As I begin the dreaded task of finding where I broke relationship with the poor piece of aida cloth, I reflect on all the unfinished projects of my life (low hum from a choir; video montage). NO! Stop that! Silly! I think of all the space devoted to junk I may never finish.

That pic on my homepage(?), that pic of the pretty afghan(?) that’s somebody else’s project that I finished because they had the good sense to let it go.

Yeah, really. A woman I worked for asked me if I wanted a bag of unfinished granny squares that one of her friends had given her. Aren’t they beautiful?
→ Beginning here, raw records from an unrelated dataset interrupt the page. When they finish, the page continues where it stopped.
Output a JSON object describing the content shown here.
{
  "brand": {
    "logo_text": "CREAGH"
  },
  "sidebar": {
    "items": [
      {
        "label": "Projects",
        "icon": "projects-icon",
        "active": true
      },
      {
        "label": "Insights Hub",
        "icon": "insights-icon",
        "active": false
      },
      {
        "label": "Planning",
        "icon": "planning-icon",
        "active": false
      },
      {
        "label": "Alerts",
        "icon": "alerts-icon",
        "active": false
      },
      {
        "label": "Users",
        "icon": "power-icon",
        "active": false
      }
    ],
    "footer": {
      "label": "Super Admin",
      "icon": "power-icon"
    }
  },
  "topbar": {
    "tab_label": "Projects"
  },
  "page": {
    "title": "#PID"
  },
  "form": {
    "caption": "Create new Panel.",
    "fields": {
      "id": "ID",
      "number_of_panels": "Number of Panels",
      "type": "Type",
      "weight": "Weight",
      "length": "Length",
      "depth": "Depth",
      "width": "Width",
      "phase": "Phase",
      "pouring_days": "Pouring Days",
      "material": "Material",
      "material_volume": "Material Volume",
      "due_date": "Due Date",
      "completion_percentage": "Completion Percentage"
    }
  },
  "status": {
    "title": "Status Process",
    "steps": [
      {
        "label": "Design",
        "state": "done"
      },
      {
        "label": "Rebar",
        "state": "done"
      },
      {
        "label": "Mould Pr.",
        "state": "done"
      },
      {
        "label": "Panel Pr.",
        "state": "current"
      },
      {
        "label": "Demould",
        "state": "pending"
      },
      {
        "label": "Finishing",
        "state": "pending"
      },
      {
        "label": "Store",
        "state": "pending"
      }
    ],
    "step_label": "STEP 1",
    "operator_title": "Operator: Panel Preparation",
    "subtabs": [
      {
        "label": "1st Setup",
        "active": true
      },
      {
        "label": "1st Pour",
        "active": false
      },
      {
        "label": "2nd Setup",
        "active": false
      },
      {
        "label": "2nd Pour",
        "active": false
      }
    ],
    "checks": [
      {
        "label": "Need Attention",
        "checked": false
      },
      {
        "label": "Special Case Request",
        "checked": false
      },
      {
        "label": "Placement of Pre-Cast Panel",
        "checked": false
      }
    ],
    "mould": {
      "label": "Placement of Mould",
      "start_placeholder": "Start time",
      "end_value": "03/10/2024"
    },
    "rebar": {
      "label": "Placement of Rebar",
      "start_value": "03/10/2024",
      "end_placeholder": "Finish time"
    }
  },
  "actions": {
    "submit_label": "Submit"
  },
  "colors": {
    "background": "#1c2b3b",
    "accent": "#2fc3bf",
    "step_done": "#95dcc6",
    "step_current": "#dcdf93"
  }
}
She was probably trying to use up all of her scraps, and what a palette! I can see why she became overwhelmed; there were a lot of them. How brilliant they are on my black background. Think of all the precious things she made for the people who were most important to her, people she loved and who loved her. These are the scraps (of their lives–sorry, had to go there) from all those sweet projects, possibly from years of birthdays, Christmases, anniversaries, and showers.

She let them go, and they came to me. I don’t know who she is or was, but I get to sleep under her love on cold nights. ISN’T THAT COOL? 

I love stuff like that. Life is too good to spend it kicking yourself over a bag of granny squares or an off-kilter cross stitch that makes you want to barf every five years when you accidentally encounter it. Say it with me: “Let it go.”

Maybe you’ve convinced yourself that you never finish anything. So what? Did you enjoy it while it interested you? Did you learn something? Hey, that’s a win; if nobody wants it, chuck it in the dog’s bed, and call it a day.


*The Chronicles of Riddick, –so awesome.